Die Brüder sind Waisenkinder, nachdem ihre Mutter an Nierenversagen gestorben ist. Etwas mehr als ein Jahr sind sie alt, acht bis zwölf Jahre werden Geparden in der Regel - und Brüder bleiben ein Leben lang zusammen. Schon vor ein paar Jahren zählten die Staas in Wassenberg einen Wurf mit fünf Jungtieren und hätten gerne Geparden an den Aachener Tierpark gegeben. Doch damals stimmten die Bedingungen in Drimborn noch nicht. Graf-Rudolf wollte ein großes Gehege, wie es diese Raubkatzen nur ganz selten vorfinden. Damals gingen zwei Tiere nach England, zwei in den Safaripark Stukenbrock und einer nach Tschechien, wo er für die Jagd eingesetzt wird. Aachen und die Geparden fanden nun eben im zweiten Anlauf zusammen. „Besser geht es nicht. Da fällt der Abschied nicht ganz so schwer”, sagt Thomas Staas.

Begrüßt wurden die beiden neuen Stars des Tierparks (Euregiozoo) auch von ihren Paten. Während Fritzis Patenschaft vom Aachener Unternehmen Wotax getragen wird, ist der Aachener Verein „Jugend im Kampf gegen Gewalt” nun Hannibals Förderer. Das lassen sich Firma und Verein jeweils 1600 Euro im Jahr kosten. Denn Geparden sind Gourmets. In ihrer afrikanischen Heimat (in 25 Ländern gibt es sie noch) verspeisen sie bevorzugt Gazellen, die Wassenberger Geparden vertilgen gerne Kaninchen, Hühnchen und Rindfleisch.

Mit dem neuen Gepardengehege endet der größte Umbau des Euregiozoos abseits des Kinderbauernhofes in der Leitung von Wolfgang Graf-Rudolf. Der hat aber längst neue Ideen und Pläne: Ende September wird der Spielplatz mit dem Piratenschiff erneuert, den Erdmännchen und den Muntjaks (asiatische Hirsche) werden neue Hütten gebaut, und der Futterhof braucht einen neuen Boden. Im Frühjahr soll das Känguruareal erweitert werden. „Und dann wollen wir uns noch des Themas Papageien annehmen”, sagt Graf-Rudolf.

Doch langsam, den schnellen Geparden gehört nun erstmal die Aufmerksamkeit. Fernsehkameras verfolgen, wie Hannibal und Fritzi um die Buschhütte in ihrem Gehege herumschleichen, wie sie auf dem Hügel Position beziehen, wie sie sich spielerisch jagen und wie sie miteinander schmusen. „Fritzi ist tatsächlich ein kleiner, verschmuster Kater”, sagt sein Besitzer Staas. Die Tiere sind quasi eine Leihgabe an den Tierpark.

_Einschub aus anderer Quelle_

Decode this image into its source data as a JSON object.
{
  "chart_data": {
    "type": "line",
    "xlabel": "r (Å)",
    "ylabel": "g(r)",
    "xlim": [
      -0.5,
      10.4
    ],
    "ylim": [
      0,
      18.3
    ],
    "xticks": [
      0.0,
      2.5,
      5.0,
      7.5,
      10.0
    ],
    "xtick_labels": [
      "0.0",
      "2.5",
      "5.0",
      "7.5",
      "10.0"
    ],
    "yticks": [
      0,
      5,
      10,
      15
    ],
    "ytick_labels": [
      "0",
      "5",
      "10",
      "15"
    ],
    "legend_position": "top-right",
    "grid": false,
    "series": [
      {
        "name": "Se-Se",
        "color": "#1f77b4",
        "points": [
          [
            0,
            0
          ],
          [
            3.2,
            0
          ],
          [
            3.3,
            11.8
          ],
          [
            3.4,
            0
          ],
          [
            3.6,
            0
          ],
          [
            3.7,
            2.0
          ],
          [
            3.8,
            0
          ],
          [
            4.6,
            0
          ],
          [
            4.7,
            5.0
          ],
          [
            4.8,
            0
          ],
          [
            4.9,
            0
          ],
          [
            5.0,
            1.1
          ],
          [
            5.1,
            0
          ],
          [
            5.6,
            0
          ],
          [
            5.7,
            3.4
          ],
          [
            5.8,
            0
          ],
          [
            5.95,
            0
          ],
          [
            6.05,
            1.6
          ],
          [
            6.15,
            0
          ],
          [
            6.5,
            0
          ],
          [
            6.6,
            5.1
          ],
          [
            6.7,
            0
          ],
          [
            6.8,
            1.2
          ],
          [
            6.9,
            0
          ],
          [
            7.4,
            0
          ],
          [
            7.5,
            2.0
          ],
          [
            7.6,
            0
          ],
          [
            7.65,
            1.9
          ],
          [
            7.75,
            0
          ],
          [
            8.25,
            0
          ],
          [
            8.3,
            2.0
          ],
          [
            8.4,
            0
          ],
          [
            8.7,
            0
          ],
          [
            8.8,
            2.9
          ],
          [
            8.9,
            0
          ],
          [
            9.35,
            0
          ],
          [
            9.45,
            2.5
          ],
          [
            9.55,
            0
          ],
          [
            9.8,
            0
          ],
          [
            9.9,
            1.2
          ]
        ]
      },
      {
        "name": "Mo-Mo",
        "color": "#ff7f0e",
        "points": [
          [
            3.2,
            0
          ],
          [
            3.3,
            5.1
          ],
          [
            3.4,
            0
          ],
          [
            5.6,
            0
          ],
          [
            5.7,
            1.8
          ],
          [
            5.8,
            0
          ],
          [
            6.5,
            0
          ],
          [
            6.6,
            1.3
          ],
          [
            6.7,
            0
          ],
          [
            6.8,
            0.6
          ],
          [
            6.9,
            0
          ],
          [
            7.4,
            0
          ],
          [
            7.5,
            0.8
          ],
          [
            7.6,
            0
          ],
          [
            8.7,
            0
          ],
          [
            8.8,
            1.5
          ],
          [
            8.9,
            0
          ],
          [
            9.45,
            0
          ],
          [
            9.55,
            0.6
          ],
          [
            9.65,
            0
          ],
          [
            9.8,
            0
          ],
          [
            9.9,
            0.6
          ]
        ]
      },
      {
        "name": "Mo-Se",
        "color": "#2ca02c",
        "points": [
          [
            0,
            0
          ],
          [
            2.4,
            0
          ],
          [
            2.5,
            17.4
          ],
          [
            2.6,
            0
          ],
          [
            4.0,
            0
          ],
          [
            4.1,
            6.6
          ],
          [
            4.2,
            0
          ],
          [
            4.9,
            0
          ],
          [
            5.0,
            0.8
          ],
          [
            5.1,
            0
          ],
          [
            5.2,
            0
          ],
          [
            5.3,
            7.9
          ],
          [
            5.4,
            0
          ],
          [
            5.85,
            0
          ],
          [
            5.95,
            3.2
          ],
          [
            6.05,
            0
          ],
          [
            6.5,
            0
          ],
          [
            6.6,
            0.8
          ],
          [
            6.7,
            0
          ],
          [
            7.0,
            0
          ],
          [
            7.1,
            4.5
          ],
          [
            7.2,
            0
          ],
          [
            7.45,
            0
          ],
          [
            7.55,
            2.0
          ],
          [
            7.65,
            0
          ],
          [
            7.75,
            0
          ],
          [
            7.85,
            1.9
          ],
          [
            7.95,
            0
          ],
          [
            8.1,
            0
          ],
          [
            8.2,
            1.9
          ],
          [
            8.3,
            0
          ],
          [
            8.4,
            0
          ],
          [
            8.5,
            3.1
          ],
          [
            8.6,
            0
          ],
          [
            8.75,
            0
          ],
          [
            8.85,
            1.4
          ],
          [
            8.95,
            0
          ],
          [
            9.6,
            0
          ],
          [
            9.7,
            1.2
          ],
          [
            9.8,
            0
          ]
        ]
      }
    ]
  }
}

Wenn sie in einem Jahr geschlechtsreif sind, ist Damenbesuch nicht ausgeschlossen. Staas und der Tierpark beteiligen sich an offiziellen Zuchtprogrammen, auf seiner Wassenberger Anlage zählt der Mann mittlerweile 36 Raubkatzen - ohne Fritzi und Hannibal. Die sind direkt in die Herzen der Aachener gerast.